Special Immigrant Juveniles trying to obtain legal residency in the United States must first have a visa available to them in order to file for their green card. The exhaustion of available visas for these children means that they cannot file for their permanent residency until new visa numbers become available – which may be several years from now.
The regression of this new cutoff date for applications creates a host of problems for these immigrants. For those already facing deportation, the granting of a visa or the acceptance of an I-485 are grounds to stop deportation. The absence of an available visa will significantly decrease the chance of stopping deportation, even though in many cases they already applied years ago. Moreover, Special Immigrant Juvenile status applicants cannot apply for employment authorization until they have filed their application for permanent residency.
Prospective petitioners are urged to continue filing I-360 forms for Special Immigrant Juvenile status as there is no limit to how many of these may be approved. Filing the I-360 as early as possible will put the applicant on the waitlist for their green card by establishing the “priority date” which must be met before visas can be distributed whenever they become available. Properly filing the I-360 will also protect against aging out of eligibility for Special Immigrant Juvenile status while waiting for other applications to proceed.
The wave of Central American refugees, many of them minors, is in response to record levels of violence in the Honduras, Guatemala, Ecuador and El Salvador. Gangs, organized crime, and drug cartels have all contributed to an endemic climate of conflict in the region. For example, El Salvador’s murder rate in 2011 was ten times higher than the global average.
In no uncertain terms, this log-jam is a direct result of the Obama Administration’s discriminatory prioritization of people for deportation based exclusively on nationality. Instead of treating unaccompanied minors fleeing violence as the humanitarian crisis that it is, the Administration has treated it like a political crisis that it is not. Children who would otherwise have time to obtain permanent residency are forced into a byzantine system that will now deny them the opportunity to obtain status in the U.S. merely due to a waitlist. In order to handle the surge of undocumented immigrants crossing the border, the Obama Administration put their cases into a process of expedited proceedings that was meant to hasten their return to the violence from which they fled. This in turn led to an immediate and excess demand of EB4 visas that far exceeded their allotted supply. The court proceedings themselves have been expedited (many cases are being completed in weeks, as opposed to years for people of a different national origin). It is a special kind of irony that these immigrants have been put into expedited proceedings only to be left waiting indefinitely for a visa, and with one less fighting of resisting deportation charges.
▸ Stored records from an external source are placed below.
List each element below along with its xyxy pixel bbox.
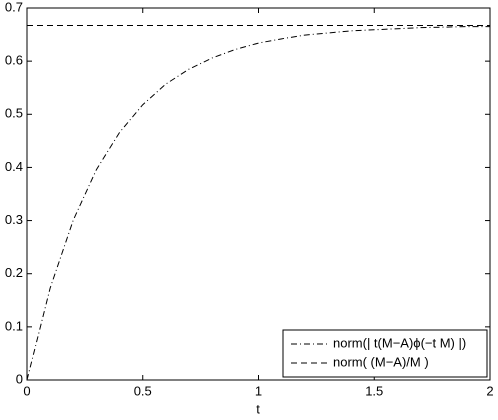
- x-axis-label: t: [256, 401, 260, 416]
- legend-label: norm( (M−A)/M ): [333, 354, 429, 369]
- y-tick-label: 0: [16, 371, 23, 386]
- y-tick-label: 0.4: [5, 159, 23, 174]
- y-tick-label: 0.5: [5, 106, 23, 121]
- y-tick-label: 0.2: [5, 265, 23, 280]
- x-tick-label: 1: [255, 383, 262, 398]
- x-tick-label: 1.5: [365, 383, 383, 398]
- legend-box: [282, 329, 488, 378]
- y-tick-label: 0.7: [5, 0, 23, 14]
- x-tick-label: 2: [486, 383, 493, 398]
- legend-label: norm(| t(M−A)ϕ(−t M) |): [333, 335, 466, 350]
- y-tick-label: 0.3: [5, 212, 23, 227]
- x-tick-label: 0.5: [134, 383, 152, 398]
- y-tick-label: 0.1: [5, 318, 23, 333]
- plot-area: [26, 7, 491, 381]
- x-tick-label: 0: [23, 383, 30, 398]
- series-line: [26, 26, 490, 381]
- y-tick-label: 0.6: [5, 53, 23, 68]
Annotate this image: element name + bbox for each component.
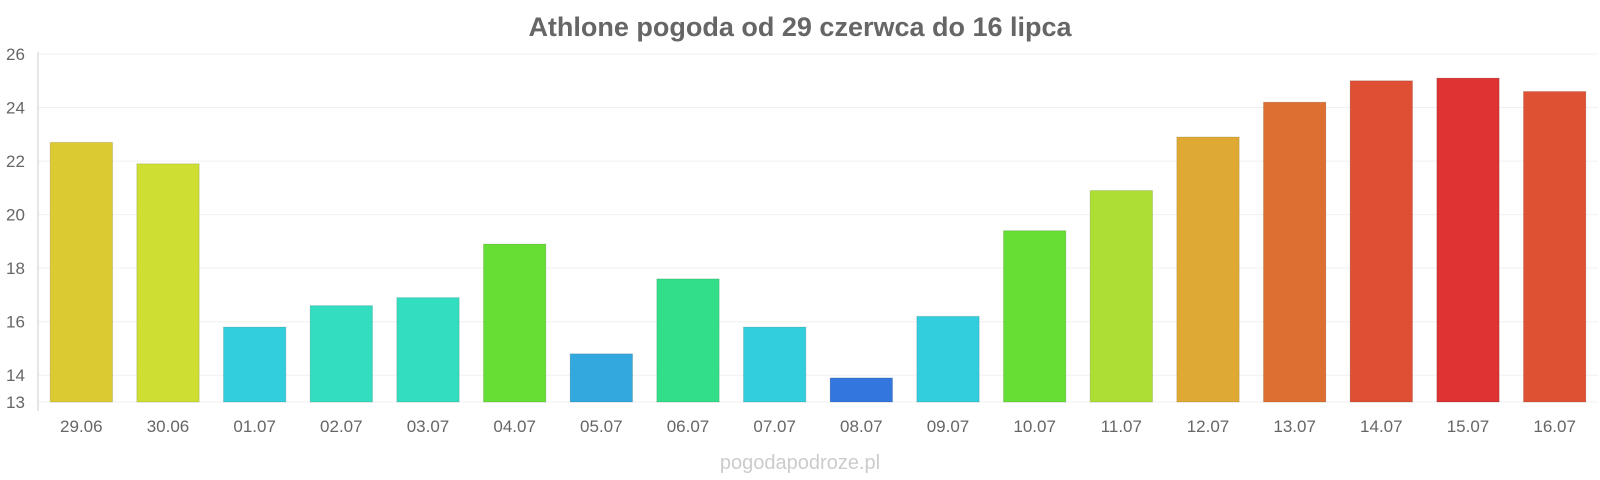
- x-tick-label: 12.07: [1187, 417, 1230, 436]
- bar-16.07: [1522, 90, 1587, 403]
- bar-01.07: [222, 326, 287, 403]
- bar-30.06: [136, 163, 200, 403]
- x-axis-ticks: 29.06 30.06 01.07 02.07 03.07 04.07 05.07 06.07…: [60, 417, 1576, 436]
- y-tick-label: 14: [6, 366, 25, 385]
- bar-07.07: [742, 326, 807, 403]
- x-tick-label: 01.07: [233, 417, 276, 436]
- y-tick-label: 22: [6, 152, 25, 171]
- bars: [49, 77, 1587, 403]
- bar-03.07: [396, 297, 460, 403]
- x-tick-label: 11.07: [1101, 417, 1142, 436]
- bar-06.07: [656, 278, 720, 403]
- x-tick-label: 14.07: [1360, 417, 1403, 436]
- x-tick-label: 06.07: [667, 417, 710, 436]
- bar-08.07: [829, 377, 894, 403]
- x-tick-label: 08.07: [840, 417, 883, 436]
- x-tick-label: 30.06: [147, 417, 190, 436]
- watermark: pogodapodroze.pl: [720, 452, 880, 474]
- x-tick-label: 15.07: [1447, 417, 1490, 436]
- bar-15.07: [1436, 77, 1500, 403]
- bar-11.07: [1089, 190, 1154, 403]
- y-axis-ticks: 13 14 16 18 20 22 24 26: [6, 45, 25, 412]
- x-tick-label: 16.07: [1533, 417, 1576, 436]
- bar-12.07: [1176, 136, 1240, 403]
- x-tick-label: 05.07: [580, 417, 623, 436]
- x-tick-label: 29.06: [60, 417, 103, 436]
- x-tick-label: 03.07: [407, 417, 450, 436]
- bar-13.07: [1262, 101, 1327, 403]
- bar-05.07: [569, 353, 634, 403]
- x-tick-label: 02.07: [320, 417, 363, 436]
- bar-29.06: [49, 141, 114, 403]
- x-tick-label: 13.07: [1273, 417, 1316, 436]
- bar-14.07: [1349, 80, 1414, 403]
- bar-09.07: [916, 315, 980, 403]
- bar-04.07: [482, 243, 547, 403]
- y-tick-label: 26: [6, 45, 25, 64]
- bar-02.07: [309, 305, 374, 403]
- chart-title: Athlone pogoda od 29 czerwca do 16 lipca: [528, 12, 1072, 42]
- y-tick-label: 13: [6, 393, 25, 412]
- x-tick-label: 09.07: [927, 417, 970, 436]
- x-tick-label: 10.07: [1013, 417, 1056, 436]
- y-tick-label: 16: [6, 313, 25, 332]
- y-tick-label: 24: [6, 99, 25, 118]
- y-tick-label: 20: [6, 206, 25, 225]
- x-tick-label: 04.07: [493, 417, 536, 436]
- grid-lines: [38, 53, 1598, 403]
- bar-10.07: [1002, 230, 1067, 403]
- y-tick-label: 18: [6, 259, 25, 278]
- x-tick-label: 07.07: [753, 417, 796, 436]
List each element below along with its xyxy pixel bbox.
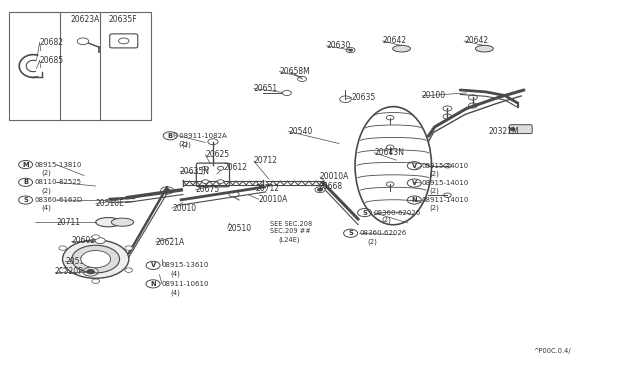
Circle shape xyxy=(218,166,224,170)
Circle shape xyxy=(59,246,67,250)
Text: S: S xyxy=(23,197,28,203)
Ellipse shape xyxy=(96,218,121,227)
FancyBboxPatch shape xyxy=(509,125,532,134)
Circle shape xyxy=(202,180,209,183)
Text: 20635: 20635 xyxy=(352,93,376,102)
Text: 08911-10610: 08911-10610 xyxy=(162,281,209,287)
Text: (2): (2) xyxy=(41,187,51,194)
Text: ®08911-1082A: ®08911-1082A xyxy=(172,133,227,139)
Text: 20642: 20642 xyxy=(383,36,406,45)
Text: M: M xyxy=(22,161,29,167)
Circle shape xyxy=(92,235,100,239)
Circle shape xyxy=(125,268,132,272)
Circle shape xyxy=(510,128,515,131)
Text: 20510E: 20510E xyxy=(96,199,125,208)
Text: 20668: 20668 xyxy=(319,182,343,191)
Circle shape xyxy=(95,238,105,244)
Text: 20635N: 20635N xyxy=(180,167,210,176)
Text: 20623A: 20623A xyxy=(70,15,100,23)
Text: 08915-14010: 08915-14010 xyxy=(422,180,469,186)
Text: 20651: 20651 xyxy=(253,84,278,93)
Text: 08360-62026: 08360-62026 xyxy=(374,209,420,216)
Text: SEE SEC.208: SEE SEC.208 xyxy=(270,221,312,227)
Text: 20682: 20682 xyxy=(40,38,63,47)
Text: 20010A: 20010A xyxy=(259,195,288,204)
Ellipse shape xyxy=(476,45,493,52)
Circle shape xyxy=(63,240,129,278)
Text: B: B xyxy=(23,179,28,185)
Text: V: V xyxy=(150,262,156,268)
Text: (2): (2) xyxy=(179,141,188,147)
Text: ^P00C.0.4/: ^P00C.0.4/ xyxy=(534,349,571,355)
Text: 20602: 20602 xyxy=(72,236,95,245)
Circle shape xyxy=(92,279,100,283)
Text: 08915-44010: 08915-44010 xyxy=(422,163,469,169)
Text: 20621A: 20621A xyxy=(156,238,185,247)
Text: 20321M: 20321M xyxy=(488,127,519,136)
Text: B: B xyxy=(168,133,173,139)
Bar xyxy=(9,13,151,119)
Text: 20635F: 20635F xyxy=(108,15,137,23)
Text: 20711: 20711 xyxy=(56,218,80,227)
Circle shape xyxy=(317,188,323,191)
Text: 20625: 20625 xyxy=(205,150,229,159)
Text: 20010A: 20010A xyxy=(320,172,349,181)
Text: 08915-13610: 08915-13610 xyxy=(162,262,209,268)
Circle shape xyxy=(125,246,132,250)
Text: 08110-82525: 08110-82525 xyxy=(35,179,81,185)
Text: (4): (4) xyxy=(41,205,51,211)
Circle shape xyxy=(218,180,224,183)
Text: (2): (2) xyxy=(381,217,391,223)
Text: 08360-6162D: 08360-6162D xyxy=(35,197,83,203)
Circle shape xyxy=(349,49,353,51)
Text: 20520P: 20520P xyxy=(55,267,84,276)
Circle shape xyxy=(282,90,291,96)
Text: (2): (2) xyxy=(429,187,440,194)
Circle shape xyxy=(202,166,209,170)
Text: (2): (2) xyxy=(181,141,191,148)
Text: 08360-62026: 08360-62026 xyxy=(360,230,407,236)
Text: (L24E): (L24E) xyxy=(278,236,300,243)
Text: 20511: 20511 xyxy=(65,257,89,266)
Text: (2): (2) xyxy=(429,171,440,177)
Circle shape xyxy=(72,245,120,273)
Text: (4): (4) xyxy=(170,270,180,277)
Text: 20612: 20612 xyxy=(223,163,247,172)
Text: 20712: 20712 xyxy=(253,156,278,166)
Text: 20675: 20675 xyxy=(196,185,220,194)
Text: 20010: 20010 xyxy=(172,203,196,213)
Text: 20658M: 20658M xyxy=(279,67,310,76)
Text: V: V xyxy=(412,163,417,169)
Circle shape xyxy=(315,187,325,193)
Text: 08915-13810: 08915-13810 xyxy=(35,161,82,167)
Circle shape xyxy=(87,269,95,274)
Circle shape xyxy=(59,268,67,272)
Text: (2): (2) xyxy=(367,238,377,245)
Text: V: V xyxy=(412,180,417,186)
Text: (2): (2) xyxy=(41,170,51,176)
Text: (4): (4) xyxy=(170,289,180,296)
Text: 20643N: 20643N xyxy=(374,148,404,157)
Text: 20100: 20100 xyxy=(422,92,446,100)
Text: 08911-14010: 08911-14010 xyxy=(422,197,469,203)
Text: 20540: 20540 xyxy=(288,127,312,136)
Text: N: N xyxy=(150,281,156,287)
Text: N: N xyxy=(412,197,417,203)
Text: S: S xyxy=(348,230,353,236)
Ellipse shape xyxy=(111,218,134,226)
Text: S: S xyxy=(362,209,367,216)
Text: 20642: 20642 xyxy=(464,36,488,45)
Text: 20685: 20685 xyxy=(40,56,64,65)
Text: 20712: 20712 xyxy=(255,185,279,193)
Circle shape xyxy=(81,250,111,268)
Text: (2): (2) xyxy=(429,205,440,211)
Text: 20510: 20510 xyxy=(228,224,252,233)
Text: 20630: 20630 xyxy=(326,41,351,50)
Text: SEC.209 ##: SEC.209 ## xyxy=(270,228,311,234)
Circle shape xyxy=(164,189,170,192)
Ellipse shape xyxy=(393,45,410,52)
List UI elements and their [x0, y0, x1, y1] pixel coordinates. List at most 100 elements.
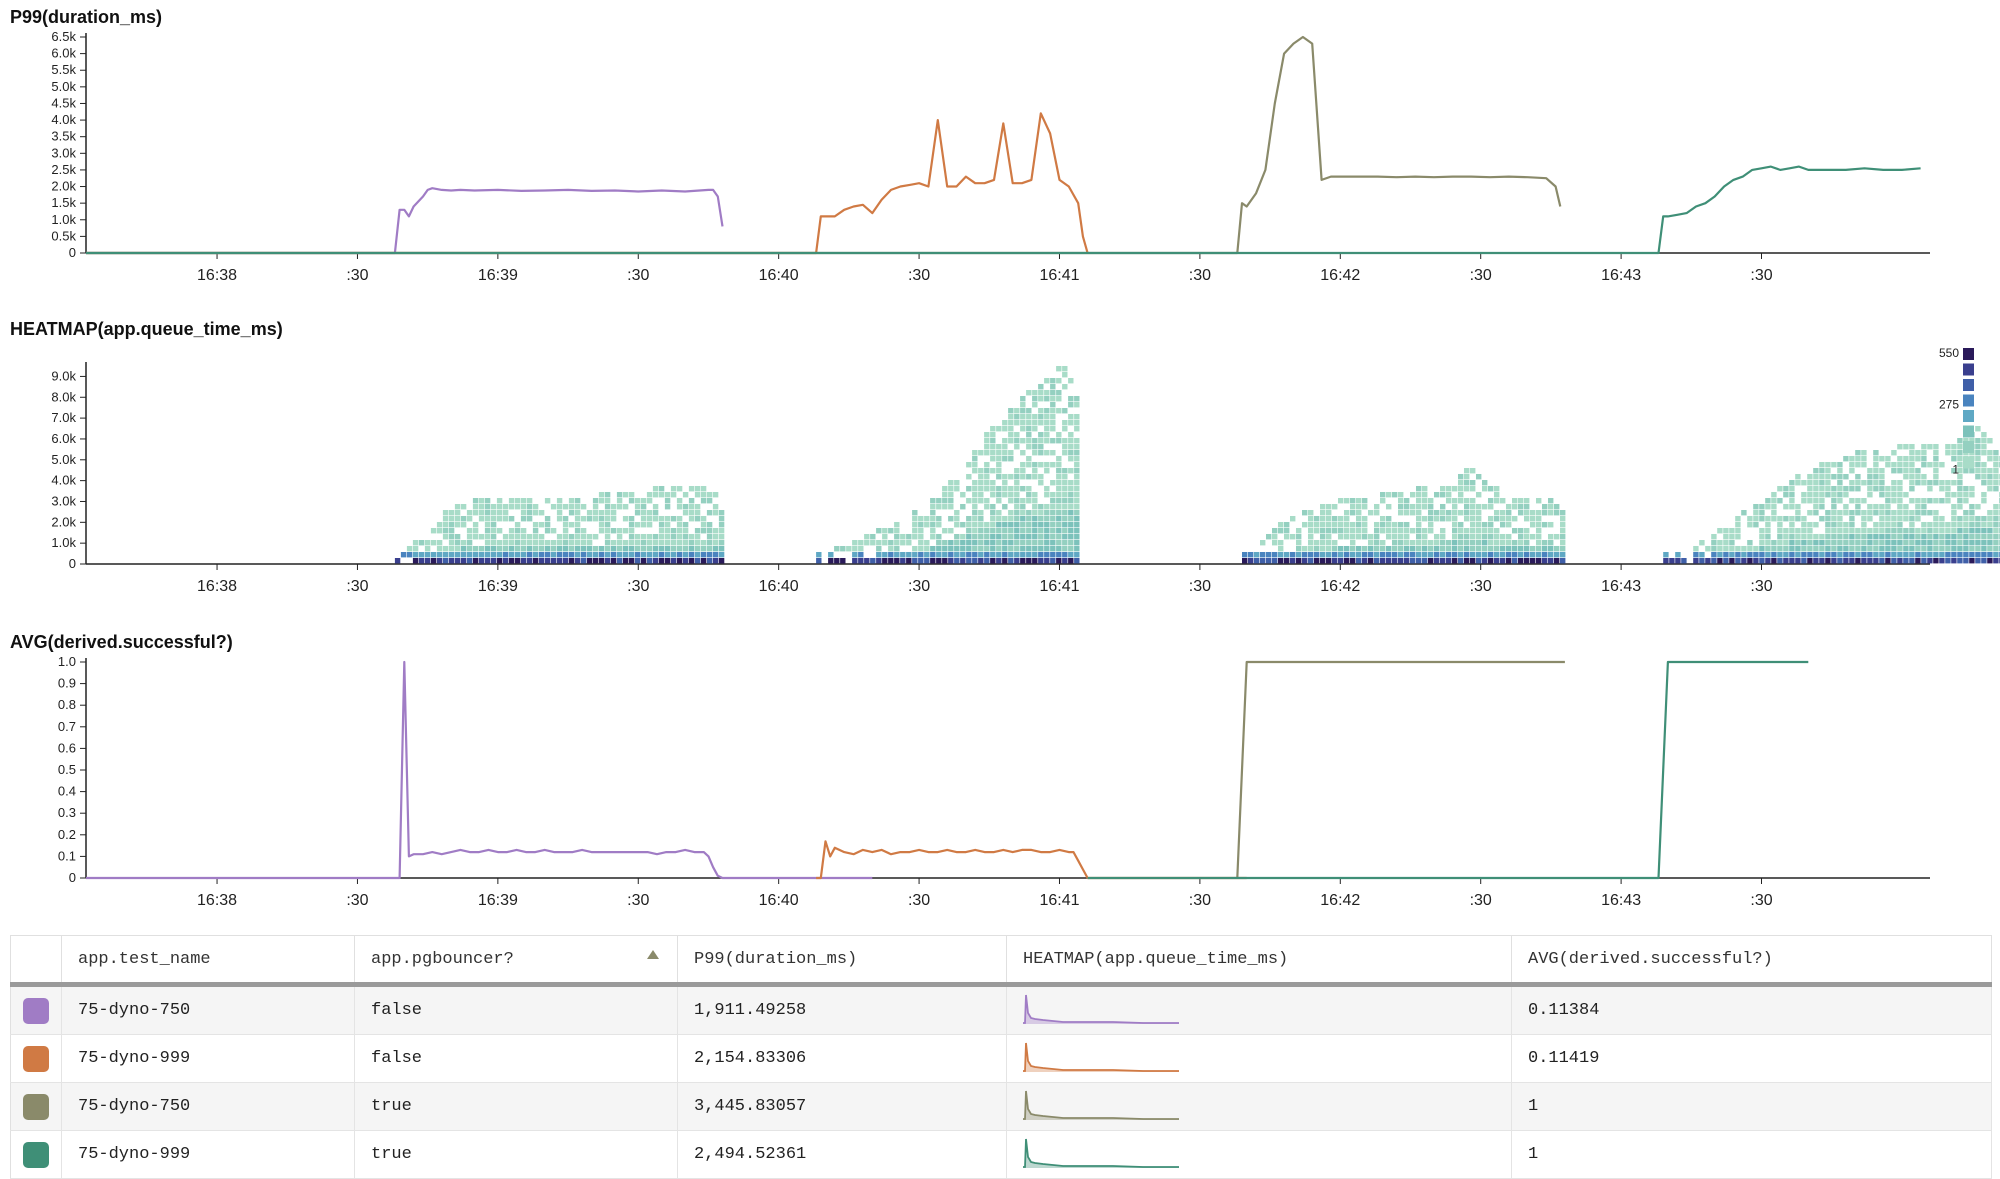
table-row[interactable]: 75-dyno-750 true 3,445.83057 1 — [10, 1082, 1992, 1131]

The Department of State and Congress could remedy this problem by making more EB4 visas available. Nearly six years, which is how far back the deadline was moved when the new date was announced to be 2010, is a long time to wait for anybody. But it is even longer for vulnerable minors waiting to hear what their fate will be. This is not to mention that many will never make it to a time when their applications for permanent residency could even be accepted as they will be even more likely to be deported without the prospect of a pending visa to protect them. The Administration could also help alleviate this problem by redefining their guidance on expedited proceedings to allow removal proceeding delays and continuances for those who are yet to have their cases adjudicated. But alas, this is an election year, and so unfortunately, the most vulnerable – legitimate refugees and asylum seeking children – will fall victim to politics.